Ayat 2 Tawarikh 32:26 merupakan pengingat yang kuat akan pentingnya kerendahan hati, terutama ketika menghadapi situasi yang penuh dengan tekanan dan ancaman. Kisah ini berlatar belakang masa pemerintahan Raja Hizkia di Yehuda, sebuah periode yang ditandai oleh invasi besar-besaran dari Asyur di bawah pimpinan Raja Sanherib.
Sanherib yang sombong dan penuh kemenangan datang dengan pasukan yang sangat besar, berniat untuk menaklukkan Yerusalem. Ancaman ini begitu nyata dan menakutkan sehingga rakyat Yehuda dan Hizkia sendiri merasakan ketakutan yang mendalam. Namun, alih-alih membalas kesombongan Sanherib dengan kesombongan atau keputusasaan, Hizkia memilih jalan yang berbeda. Ia merendahkan diri.
Kata "merendahkan diri" dalam ayat ini memiliki makna yang sangat dalam. Ini bukan sekadar sikap pasrah, melainkan tindakan sadar untuk mengakui keterbatasan diri, ketergantungan pada Tuhan, dan kesadaran akan kelemahan di hadapan kekuatan yang lebih besar. Hizkia menyadari bahwa kemenangan melawan Sanherib bukanlah hasil dari kekuatan militernya semata, melainkan bergantung sepenuhnya pada campur tangan Ilahi.
Kecongkakan hati, seperti yang ditunjukkan oleh Sanherib, adalah kekuatan yang merusak. Ia melihat dirinya sebagai penakluk yang tak tertandingi, mengabaikan kekuasaan Tuhan atas segala bangsa. Kesombongan semacam ini seringkali membawa kehancuran. Namun, Hizkia dan penduduk Yerusalem, meskipun awalnya diliputi ketakutan, memilih untuk berbalik kepada Tuhan dengan kerendahan hati. Mereka berdoa, meratap, dan mencari pertolongan dari Sumber kekuatan sejati.
Respons Tuhan terhadap kerendahan hati Hizkia luar biasa. Tuhan mengirimkan malaikat-Nya yang membinasakan 185.000 tentara Asyur dalam satu malam. Invasi Sanherib pun gagal total, dan ia terpaksa kembali ke Niniwe dalam kehinaan. Ayat ini menekankan bahwa murka Tuhan tidak menimpa mereka bukan karena kekuatan mereka, melainkan karena sikap hati mereka yang benar.

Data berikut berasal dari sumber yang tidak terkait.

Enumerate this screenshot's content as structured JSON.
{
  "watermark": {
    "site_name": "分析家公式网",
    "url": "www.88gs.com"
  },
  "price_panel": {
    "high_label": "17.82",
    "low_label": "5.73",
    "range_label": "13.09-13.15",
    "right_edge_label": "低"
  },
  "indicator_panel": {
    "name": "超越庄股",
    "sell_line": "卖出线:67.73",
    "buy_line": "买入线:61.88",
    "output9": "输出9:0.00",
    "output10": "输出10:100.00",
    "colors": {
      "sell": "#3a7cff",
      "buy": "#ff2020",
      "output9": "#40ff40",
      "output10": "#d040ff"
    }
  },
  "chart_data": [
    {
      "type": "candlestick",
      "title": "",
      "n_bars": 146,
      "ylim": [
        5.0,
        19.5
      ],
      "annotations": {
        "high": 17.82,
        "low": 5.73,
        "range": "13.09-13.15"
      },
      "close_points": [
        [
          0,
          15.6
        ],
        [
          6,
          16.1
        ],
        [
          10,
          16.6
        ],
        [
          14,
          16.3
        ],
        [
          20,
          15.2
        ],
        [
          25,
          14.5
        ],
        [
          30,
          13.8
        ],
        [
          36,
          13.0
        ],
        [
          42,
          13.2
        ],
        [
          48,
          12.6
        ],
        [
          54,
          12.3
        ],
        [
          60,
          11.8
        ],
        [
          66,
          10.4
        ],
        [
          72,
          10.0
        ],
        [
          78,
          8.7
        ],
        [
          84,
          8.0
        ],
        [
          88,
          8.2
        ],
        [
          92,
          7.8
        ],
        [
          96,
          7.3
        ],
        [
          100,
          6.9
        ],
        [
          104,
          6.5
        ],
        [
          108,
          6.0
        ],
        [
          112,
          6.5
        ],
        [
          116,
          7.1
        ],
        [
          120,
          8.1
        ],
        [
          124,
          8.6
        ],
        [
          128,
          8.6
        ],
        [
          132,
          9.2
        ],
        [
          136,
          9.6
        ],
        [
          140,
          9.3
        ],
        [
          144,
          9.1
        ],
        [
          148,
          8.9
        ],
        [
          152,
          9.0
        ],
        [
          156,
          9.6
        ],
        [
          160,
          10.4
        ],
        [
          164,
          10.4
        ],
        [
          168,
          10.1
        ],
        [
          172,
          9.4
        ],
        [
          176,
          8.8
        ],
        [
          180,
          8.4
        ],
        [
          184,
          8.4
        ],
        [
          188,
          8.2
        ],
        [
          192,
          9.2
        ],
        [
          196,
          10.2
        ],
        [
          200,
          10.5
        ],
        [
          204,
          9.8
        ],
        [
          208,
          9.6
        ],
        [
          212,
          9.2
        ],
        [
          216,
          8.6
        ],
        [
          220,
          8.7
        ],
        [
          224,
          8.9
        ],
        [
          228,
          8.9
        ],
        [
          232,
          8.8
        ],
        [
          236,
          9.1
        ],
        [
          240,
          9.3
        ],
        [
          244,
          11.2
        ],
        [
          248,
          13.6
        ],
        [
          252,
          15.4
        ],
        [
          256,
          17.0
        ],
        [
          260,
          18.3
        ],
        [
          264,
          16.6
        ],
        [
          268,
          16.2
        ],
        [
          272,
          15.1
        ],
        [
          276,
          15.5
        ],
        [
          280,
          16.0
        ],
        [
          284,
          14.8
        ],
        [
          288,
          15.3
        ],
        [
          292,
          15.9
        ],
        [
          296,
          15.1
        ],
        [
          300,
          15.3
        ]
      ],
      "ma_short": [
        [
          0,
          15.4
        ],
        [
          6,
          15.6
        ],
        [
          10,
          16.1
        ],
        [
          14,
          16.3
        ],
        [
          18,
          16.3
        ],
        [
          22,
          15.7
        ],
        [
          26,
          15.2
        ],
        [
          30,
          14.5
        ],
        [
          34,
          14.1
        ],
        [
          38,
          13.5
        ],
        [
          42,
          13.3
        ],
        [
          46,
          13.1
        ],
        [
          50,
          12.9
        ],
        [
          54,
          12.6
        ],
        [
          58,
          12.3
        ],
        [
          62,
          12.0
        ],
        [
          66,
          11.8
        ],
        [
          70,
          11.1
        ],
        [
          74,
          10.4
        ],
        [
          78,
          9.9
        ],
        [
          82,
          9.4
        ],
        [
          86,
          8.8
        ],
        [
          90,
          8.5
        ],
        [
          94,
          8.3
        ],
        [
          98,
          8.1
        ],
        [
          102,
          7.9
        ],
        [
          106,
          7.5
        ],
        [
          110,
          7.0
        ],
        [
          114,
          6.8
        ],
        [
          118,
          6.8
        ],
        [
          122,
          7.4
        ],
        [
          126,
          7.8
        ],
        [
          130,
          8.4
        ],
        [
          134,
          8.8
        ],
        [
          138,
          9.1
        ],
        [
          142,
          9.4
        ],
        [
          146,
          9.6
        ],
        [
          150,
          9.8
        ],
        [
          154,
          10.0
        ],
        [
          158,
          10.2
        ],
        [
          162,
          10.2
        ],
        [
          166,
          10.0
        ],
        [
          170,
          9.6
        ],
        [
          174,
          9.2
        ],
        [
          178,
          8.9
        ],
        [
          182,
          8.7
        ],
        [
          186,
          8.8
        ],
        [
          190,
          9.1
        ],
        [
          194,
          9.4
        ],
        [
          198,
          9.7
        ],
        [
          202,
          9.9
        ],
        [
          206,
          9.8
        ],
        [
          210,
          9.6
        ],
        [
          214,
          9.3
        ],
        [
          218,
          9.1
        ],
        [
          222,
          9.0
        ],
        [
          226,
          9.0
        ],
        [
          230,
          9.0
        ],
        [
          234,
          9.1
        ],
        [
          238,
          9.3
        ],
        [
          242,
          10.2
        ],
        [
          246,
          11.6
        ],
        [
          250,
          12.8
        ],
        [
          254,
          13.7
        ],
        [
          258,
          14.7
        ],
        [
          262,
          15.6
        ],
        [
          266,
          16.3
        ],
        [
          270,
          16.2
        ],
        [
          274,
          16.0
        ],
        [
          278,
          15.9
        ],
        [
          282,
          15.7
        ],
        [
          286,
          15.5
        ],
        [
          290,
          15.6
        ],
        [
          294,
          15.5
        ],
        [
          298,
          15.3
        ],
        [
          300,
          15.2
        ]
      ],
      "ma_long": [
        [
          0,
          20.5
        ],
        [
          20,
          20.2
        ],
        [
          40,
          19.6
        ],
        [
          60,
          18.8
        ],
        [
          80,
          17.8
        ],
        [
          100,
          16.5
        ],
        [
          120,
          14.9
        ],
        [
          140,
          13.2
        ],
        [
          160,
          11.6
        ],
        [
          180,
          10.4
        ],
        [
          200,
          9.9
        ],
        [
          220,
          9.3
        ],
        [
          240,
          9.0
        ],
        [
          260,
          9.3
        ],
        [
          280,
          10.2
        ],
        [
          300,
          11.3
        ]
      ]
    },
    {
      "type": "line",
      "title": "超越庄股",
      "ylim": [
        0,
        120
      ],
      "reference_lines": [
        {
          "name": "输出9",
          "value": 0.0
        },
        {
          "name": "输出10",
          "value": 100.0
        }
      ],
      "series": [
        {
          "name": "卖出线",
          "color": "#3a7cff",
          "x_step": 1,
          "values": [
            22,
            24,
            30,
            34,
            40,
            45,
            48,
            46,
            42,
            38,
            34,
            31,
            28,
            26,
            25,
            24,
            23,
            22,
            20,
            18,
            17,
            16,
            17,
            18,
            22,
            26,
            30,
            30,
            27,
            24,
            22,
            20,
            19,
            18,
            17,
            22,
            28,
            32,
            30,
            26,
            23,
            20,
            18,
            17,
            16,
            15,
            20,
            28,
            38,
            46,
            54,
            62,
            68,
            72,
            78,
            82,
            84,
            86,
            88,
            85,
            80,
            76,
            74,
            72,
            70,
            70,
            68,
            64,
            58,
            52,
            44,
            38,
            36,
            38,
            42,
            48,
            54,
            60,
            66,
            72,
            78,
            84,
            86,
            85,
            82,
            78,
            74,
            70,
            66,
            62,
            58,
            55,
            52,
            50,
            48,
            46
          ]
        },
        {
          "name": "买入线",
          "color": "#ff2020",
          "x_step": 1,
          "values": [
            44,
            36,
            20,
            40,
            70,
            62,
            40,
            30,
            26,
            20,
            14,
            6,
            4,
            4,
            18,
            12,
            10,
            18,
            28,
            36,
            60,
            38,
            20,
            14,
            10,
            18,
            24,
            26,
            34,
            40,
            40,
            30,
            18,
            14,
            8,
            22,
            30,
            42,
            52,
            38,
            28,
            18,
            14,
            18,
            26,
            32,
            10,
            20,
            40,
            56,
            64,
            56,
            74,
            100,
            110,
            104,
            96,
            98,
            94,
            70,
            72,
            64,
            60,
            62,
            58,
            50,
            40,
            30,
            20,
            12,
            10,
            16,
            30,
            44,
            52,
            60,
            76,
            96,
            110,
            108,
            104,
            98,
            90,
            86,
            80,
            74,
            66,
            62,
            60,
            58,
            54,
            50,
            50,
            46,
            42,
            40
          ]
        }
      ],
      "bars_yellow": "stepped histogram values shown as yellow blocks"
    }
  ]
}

Pelajaran dari 2 Tawarikh 32:26 relevan hingga kini. Dalam kehidupan modern, kita mungkin tidak menghadapi ancaman militer seperti Hizkia, tetapi kita seringkali dihadapkan pada tantangan besar, kesulitan pribadi, dan tekanan sosial yang dapat menimbulkan kesombongan, ketakutan, atau keputusasaan. Ketika kita merasa diri kita terlalu kuat, terlalu pintar, atau terlalu mampu, kita rentan terhadap kejatuhan. Sebaliknya, mengakui bahwa kita membutuhkan Tuhan, merendahkan diri dalam doa dan ketergantungan, adalah kunci untuk menerima pertolongan dan pemeliharaan-Nya.
Kerendahan hati bukanlah tanda kelemahan, melainkan kekuatan sejati. Itu adalah pengakuan akan kebenaran: bahwa segala sesuatu berasal dari Tuhan dan bergantung pada-Nya. Seperti Hizkia, marilah kita memilih untuk merendahkan hati kita di hadapan Tuhan, terutama di saat-saat genting. Dengan demikian, kita dapat mengalami perlindungan dan kedamaian yang hanya dapat diberikan oleh-Nya, dan terhindar dari murka yang disebabkan oleh kesombongan.